Set up, but do not evaluate, an integral that represents the length of the following curve.
$$\left\{\begin{array}{rl} x &= t-t^2\\ y &= \frac{4}{3}t^{3/2}\end{array}\right. \qquad\qquad 1 \leq t \leq 2$$
My solution:
First of all, I find derivative
$$\dfrac{dx}{dt}=1-2t$$
and
$$\dfrac{dy}{dt}=2\sqrt{t}$$
Since parameter $t$ ranges from $t=1$ to $t=2$ we see that
$$(x(1),y(1))=(0,\frac{4}{3})$$
and
$$(x(2),y(2))=(-2, \frac{8\sqrt{2}}{3})$$
It is easy to see in integrating formula we should begin from $x=-2 \ (t=2)$ to $x=0 \ (t=1)$. So length of this parametric curve is $$L=\int \limits_{2}^{1}\sqrt{(1-2t)^2+4t}\ dt$$ But it is obvious that this integral has negative value. What's wrong?
Why should upper limit be 2 and lower limit be 1. I can not grasp this question for quite long period of time. Please help.

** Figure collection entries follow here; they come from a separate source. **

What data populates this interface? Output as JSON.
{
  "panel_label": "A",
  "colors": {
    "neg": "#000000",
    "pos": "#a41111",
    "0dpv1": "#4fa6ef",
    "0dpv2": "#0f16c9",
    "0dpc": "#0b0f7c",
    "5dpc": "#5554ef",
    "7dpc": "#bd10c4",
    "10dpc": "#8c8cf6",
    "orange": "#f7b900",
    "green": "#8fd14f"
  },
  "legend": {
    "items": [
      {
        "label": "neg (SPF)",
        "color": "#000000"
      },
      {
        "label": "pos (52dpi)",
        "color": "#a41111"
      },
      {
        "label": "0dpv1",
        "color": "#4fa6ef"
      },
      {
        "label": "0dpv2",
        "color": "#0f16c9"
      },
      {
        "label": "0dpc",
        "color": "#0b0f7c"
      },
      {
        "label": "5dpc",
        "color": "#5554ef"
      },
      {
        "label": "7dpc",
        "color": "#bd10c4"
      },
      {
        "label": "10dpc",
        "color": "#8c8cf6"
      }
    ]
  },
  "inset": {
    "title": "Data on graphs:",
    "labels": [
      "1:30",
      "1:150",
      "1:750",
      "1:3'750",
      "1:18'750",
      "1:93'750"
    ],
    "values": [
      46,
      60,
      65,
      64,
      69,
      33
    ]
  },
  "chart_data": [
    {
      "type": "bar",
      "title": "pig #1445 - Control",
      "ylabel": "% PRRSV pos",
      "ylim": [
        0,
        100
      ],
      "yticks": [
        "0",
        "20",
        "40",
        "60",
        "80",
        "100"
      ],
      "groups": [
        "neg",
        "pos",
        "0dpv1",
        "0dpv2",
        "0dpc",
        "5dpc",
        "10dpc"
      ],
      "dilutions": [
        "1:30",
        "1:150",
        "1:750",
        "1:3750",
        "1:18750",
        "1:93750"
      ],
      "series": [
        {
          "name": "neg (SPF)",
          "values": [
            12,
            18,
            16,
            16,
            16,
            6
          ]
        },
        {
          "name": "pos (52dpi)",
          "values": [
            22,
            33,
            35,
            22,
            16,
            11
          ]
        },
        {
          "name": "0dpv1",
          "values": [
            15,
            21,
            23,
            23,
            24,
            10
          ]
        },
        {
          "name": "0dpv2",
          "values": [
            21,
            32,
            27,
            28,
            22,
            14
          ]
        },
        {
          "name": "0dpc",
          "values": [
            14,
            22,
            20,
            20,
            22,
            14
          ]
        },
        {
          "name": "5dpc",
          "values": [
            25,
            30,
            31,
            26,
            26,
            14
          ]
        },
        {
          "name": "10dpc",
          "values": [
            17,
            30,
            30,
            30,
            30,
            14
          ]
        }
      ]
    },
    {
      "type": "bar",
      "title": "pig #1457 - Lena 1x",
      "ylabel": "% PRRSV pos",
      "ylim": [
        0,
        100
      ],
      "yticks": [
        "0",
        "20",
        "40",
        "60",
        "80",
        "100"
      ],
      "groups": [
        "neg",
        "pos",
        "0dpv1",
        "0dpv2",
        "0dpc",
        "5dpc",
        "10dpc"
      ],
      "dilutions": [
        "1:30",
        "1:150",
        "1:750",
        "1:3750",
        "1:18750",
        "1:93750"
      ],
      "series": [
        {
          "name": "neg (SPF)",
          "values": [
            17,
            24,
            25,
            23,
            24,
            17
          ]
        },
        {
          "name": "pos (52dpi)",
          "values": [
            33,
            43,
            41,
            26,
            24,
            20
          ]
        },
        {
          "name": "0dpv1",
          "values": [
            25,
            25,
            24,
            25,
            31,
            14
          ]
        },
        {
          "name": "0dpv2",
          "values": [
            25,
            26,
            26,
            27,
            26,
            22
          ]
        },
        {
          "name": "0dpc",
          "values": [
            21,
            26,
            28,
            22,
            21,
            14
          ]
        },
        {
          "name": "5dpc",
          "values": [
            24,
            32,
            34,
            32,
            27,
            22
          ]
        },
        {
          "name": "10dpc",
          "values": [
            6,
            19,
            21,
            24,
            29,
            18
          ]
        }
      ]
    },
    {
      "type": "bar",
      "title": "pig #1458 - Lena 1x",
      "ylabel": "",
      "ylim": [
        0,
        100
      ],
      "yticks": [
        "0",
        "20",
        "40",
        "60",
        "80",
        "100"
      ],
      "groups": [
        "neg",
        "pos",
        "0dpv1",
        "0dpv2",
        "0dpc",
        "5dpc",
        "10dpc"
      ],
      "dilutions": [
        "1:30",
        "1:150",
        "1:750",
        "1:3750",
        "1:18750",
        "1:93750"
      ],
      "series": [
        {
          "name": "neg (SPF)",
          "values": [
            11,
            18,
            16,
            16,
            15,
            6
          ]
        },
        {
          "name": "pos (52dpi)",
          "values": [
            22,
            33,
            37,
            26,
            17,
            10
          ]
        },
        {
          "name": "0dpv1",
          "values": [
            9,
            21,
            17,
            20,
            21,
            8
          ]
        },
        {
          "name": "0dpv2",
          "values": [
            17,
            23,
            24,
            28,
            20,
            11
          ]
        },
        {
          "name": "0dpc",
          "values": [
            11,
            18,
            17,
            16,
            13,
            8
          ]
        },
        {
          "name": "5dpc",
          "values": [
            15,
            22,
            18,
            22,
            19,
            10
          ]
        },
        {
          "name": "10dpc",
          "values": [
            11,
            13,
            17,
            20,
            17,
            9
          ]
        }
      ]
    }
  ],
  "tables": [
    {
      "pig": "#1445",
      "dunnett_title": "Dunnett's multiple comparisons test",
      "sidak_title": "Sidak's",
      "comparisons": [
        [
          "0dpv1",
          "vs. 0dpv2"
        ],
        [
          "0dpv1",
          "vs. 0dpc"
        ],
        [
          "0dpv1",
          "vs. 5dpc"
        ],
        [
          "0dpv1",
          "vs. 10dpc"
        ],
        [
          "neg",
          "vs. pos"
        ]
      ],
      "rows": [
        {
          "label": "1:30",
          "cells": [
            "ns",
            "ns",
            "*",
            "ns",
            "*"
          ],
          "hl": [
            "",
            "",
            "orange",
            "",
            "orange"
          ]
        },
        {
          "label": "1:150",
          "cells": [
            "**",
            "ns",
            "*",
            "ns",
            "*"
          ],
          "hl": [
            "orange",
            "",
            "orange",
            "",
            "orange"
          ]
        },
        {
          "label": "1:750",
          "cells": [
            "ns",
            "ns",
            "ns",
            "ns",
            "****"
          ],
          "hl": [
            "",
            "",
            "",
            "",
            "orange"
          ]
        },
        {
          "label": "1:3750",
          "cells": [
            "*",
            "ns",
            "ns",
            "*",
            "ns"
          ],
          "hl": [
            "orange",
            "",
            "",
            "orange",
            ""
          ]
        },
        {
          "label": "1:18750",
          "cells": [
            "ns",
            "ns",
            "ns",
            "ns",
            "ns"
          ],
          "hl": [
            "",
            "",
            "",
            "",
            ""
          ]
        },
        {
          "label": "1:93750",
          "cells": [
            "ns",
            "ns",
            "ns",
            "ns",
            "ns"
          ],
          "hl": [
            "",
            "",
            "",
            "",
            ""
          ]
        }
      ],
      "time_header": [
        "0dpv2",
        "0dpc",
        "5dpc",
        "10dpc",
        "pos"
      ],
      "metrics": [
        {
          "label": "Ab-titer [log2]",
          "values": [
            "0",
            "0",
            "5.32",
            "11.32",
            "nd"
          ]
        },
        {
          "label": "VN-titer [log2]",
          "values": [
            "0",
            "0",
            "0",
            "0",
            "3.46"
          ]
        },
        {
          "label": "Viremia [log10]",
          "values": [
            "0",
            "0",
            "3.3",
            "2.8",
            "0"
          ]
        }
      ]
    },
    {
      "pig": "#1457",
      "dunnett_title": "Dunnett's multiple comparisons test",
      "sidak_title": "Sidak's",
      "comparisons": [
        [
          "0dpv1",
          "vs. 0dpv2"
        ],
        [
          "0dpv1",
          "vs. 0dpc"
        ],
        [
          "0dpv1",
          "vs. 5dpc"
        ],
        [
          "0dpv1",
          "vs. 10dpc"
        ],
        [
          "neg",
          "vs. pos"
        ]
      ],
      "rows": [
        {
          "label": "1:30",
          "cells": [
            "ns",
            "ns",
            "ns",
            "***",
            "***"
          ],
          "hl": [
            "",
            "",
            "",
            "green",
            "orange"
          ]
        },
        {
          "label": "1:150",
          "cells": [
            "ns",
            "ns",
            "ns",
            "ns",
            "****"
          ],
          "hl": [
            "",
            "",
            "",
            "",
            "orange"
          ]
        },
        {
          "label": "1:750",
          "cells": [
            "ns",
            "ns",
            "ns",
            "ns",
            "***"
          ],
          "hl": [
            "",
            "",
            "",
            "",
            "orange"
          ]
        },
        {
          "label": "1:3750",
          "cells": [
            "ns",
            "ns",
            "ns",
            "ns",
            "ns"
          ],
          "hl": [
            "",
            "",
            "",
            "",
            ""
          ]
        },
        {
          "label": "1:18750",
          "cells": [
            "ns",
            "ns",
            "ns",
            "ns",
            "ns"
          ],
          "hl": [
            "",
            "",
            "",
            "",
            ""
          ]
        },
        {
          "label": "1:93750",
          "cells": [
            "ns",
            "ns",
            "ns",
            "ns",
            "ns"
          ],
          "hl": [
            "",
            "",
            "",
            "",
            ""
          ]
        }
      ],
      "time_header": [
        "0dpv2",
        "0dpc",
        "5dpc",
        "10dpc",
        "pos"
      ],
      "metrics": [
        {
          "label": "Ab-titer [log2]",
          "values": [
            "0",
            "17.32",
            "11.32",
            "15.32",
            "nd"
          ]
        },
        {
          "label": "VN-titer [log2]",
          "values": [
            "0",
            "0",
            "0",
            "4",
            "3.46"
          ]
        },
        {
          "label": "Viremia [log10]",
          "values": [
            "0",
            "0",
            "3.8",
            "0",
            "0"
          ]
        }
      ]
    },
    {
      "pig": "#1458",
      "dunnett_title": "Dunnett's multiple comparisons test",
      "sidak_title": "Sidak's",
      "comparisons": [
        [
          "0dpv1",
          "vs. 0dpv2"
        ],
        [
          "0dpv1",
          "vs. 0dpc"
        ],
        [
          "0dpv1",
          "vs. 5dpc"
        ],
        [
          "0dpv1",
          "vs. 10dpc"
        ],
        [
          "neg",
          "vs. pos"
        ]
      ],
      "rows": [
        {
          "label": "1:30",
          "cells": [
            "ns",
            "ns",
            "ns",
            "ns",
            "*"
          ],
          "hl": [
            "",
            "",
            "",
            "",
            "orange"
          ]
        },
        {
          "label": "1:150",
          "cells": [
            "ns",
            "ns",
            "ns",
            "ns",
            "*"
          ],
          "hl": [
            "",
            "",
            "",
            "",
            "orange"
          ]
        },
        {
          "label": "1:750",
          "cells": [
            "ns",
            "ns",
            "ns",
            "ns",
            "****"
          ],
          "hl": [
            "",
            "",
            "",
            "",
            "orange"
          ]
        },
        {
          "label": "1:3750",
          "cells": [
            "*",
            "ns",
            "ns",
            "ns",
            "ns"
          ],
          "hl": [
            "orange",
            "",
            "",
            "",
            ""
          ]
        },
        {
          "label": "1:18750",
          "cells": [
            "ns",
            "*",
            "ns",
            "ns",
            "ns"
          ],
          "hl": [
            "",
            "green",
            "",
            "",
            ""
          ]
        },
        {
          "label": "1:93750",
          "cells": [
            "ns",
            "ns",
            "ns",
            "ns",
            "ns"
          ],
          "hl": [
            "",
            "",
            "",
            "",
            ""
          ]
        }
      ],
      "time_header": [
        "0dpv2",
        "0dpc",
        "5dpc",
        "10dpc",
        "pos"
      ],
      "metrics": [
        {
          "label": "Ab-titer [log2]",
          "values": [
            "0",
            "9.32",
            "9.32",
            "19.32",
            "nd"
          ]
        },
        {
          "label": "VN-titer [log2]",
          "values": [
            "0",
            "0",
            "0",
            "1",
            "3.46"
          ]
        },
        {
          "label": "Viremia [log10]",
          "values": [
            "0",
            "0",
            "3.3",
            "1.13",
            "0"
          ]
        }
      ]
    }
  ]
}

ADDITION: Suppose we have an ellipse in parametric equations $x=a\cos \theta, \ y=b\sin \theta, \ \theta \in[0,2\pi]$. And we want to find its area. Is we compute the integral $\int \limits_{0}^{2\pi}{b\sin \theta (a\cos \theta)' d\theta}$ we will get the negative. Here we have ambiguity with arc length.
Let function $\mathrm x : [1,2] \to \mathbb R^2$ be defined as follows
$$\mathrm x (t) := \begin{bmatrix} t-t^2\\ \frac{4}{3}t^{3/2}\end{bmatrix}$$
We would like to determine the length of the curve $\{ \mathrm x (t) \mid t \in [1,2] \}$, which is given by the integral
$$\ell := \int_1^2 \| \dot{\mathrm x} (t) \|_2 \, \mathrm d t = \int_1^2 \sqrt{(1-2t)^2 + 4 t} \, \mathrm d t$$
Note that the integration is carried out from endpoint $\mathrm a := \mathrm x (1)$ to endpoint $\mathrm b := \mathrm x (2)$. If, instead, we want to integrate from endpoint $\mathrm b$ to endpoint $\mathrm a$, then let $\tau := 2 - t$ and compute the integral
$$\int_0^1 \| \dot{\mathrm x} (2-\tau) \|_2 \, \mathrm d \tau = \int_0^1 \sqrt{(2\tau-3)^2 + 4 (2-\tau)} \, \mathrm d \tau$$